Another term some people are using this week to describe the cause of their damage is “mudflow” — a term to describe muddy water flowing onto their property. Mudflows, they insist, are more liquid than solid, so they are covered by flood insurance.

Garamendi used “mudflows” in describing the destruction in the Ventura County community of La Conchita, where 10 people were killed.

“I think there’s probably no argument that what occurred in La Conchita was a mudflow… versus a landslide or a land movement,” Garamendi said. “Flood insurance does not cover land movements, nor does homeowner’s insurance, unless they’re associated with an earthquake.”

But Michael Shore, a supervisor for the Federal Emergency Management Agency’s flood insurance program, said he saw things differently.

“It seems to me it was probably a landslide,” Shore said of La Conchita.

Shore said he thinks the distinction is fairly clear-cut.

“The difference would be muddy water flowing across the surface of the earth. That’s a flood,” Shore said. “That’s covered as opposed to hills sloughing off because water has penetrated a hillside. That would not be covered.”

Doug Heller, executive director of the Foundation for Taxpayer and Consumer Rights in Los Angeles, said it was good that companies were bringing disaster claims specialists in to assess the damage.

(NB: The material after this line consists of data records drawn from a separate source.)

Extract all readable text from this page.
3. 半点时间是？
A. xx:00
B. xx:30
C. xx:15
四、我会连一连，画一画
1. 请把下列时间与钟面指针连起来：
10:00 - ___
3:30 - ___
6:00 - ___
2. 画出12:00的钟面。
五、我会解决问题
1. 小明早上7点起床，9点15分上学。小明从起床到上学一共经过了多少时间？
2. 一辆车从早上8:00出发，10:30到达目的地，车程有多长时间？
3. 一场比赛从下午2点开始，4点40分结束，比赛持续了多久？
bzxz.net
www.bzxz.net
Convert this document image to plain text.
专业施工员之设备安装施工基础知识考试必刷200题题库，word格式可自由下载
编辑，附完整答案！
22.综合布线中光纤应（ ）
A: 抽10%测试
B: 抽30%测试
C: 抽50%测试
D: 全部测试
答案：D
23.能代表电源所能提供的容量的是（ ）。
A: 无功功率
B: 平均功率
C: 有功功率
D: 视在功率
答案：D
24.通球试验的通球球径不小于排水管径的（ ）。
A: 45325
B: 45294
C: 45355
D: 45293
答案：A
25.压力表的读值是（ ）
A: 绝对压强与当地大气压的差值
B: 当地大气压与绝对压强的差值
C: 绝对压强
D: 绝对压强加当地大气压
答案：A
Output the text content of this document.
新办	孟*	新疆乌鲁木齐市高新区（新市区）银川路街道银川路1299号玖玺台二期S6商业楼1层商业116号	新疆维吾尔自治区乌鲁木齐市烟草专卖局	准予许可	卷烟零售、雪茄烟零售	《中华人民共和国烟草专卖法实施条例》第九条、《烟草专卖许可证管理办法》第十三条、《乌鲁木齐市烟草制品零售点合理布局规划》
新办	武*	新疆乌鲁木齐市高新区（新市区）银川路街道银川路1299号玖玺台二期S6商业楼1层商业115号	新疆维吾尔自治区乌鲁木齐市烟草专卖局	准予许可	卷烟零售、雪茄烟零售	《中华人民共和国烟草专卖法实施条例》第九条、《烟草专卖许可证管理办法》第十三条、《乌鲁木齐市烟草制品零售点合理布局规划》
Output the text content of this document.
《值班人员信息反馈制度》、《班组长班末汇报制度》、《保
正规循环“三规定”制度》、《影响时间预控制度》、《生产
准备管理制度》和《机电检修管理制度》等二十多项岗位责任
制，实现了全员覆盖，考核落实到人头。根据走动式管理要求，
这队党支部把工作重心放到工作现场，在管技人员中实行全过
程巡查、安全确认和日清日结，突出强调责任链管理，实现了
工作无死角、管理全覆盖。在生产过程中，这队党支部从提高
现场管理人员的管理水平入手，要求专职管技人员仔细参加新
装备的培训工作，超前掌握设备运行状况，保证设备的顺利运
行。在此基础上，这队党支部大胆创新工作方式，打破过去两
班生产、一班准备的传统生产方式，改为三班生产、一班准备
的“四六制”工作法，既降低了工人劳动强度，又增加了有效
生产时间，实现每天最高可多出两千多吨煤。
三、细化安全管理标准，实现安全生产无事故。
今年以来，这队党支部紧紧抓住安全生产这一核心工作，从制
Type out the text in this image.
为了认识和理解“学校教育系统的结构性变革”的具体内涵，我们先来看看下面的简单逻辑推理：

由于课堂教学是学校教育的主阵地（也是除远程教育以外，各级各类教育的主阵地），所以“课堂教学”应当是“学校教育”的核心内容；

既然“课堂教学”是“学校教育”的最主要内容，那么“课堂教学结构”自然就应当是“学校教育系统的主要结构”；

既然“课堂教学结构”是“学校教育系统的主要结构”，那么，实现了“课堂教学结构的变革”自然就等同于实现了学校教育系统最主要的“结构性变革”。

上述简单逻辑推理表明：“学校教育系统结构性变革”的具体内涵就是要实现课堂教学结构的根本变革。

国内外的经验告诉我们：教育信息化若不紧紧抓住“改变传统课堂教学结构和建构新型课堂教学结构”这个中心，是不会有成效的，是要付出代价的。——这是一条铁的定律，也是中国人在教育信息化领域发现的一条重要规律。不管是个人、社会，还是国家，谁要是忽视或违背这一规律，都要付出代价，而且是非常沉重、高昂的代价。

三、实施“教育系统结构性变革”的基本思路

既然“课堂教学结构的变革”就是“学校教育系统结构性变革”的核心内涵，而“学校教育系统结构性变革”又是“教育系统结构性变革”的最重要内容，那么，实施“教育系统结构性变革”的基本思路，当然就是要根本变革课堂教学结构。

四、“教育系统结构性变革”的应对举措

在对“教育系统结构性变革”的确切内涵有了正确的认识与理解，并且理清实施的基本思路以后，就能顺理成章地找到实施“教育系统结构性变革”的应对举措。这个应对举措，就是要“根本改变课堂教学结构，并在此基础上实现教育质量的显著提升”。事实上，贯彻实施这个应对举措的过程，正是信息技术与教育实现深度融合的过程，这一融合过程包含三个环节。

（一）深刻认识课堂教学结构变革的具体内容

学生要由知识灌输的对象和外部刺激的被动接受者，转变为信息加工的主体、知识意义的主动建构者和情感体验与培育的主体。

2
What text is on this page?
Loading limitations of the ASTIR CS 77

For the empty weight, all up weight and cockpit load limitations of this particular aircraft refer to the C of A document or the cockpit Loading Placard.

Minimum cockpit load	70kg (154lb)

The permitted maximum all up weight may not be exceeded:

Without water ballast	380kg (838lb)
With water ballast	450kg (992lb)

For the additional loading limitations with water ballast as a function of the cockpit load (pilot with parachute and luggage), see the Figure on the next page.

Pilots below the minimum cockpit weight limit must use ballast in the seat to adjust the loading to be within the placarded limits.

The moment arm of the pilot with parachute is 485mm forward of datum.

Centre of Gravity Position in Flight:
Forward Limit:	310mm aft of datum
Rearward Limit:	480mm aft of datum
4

“I hope they’re doing this to help people get back on their feet,” Heller said. “The fear is they’re going to bring in people essentially to march around the state and provide a technical rationale for denying claims.”

Nation, the Ojai resident with the storm damage, echoed those hopes.

He said an insurance representative who visited earlier in the week had been very polite and helpful, and even offered tips. Then he spoke to a “completely unresponsive” insurance agent over the phone.

Today, Nation said he expects an insurance adjuster to inspect his home, which has flood insurance because that was a condition for buying it.

“I’m hoping I’m all covered. The adjuster isn’t here yet. I know their job is to save companies as much as possible,” Nation said. “I’m glad they made me get the flood insurance… But I’m pretty sure whatever he grinds me down in coverage, the adjuster gets a bonus.”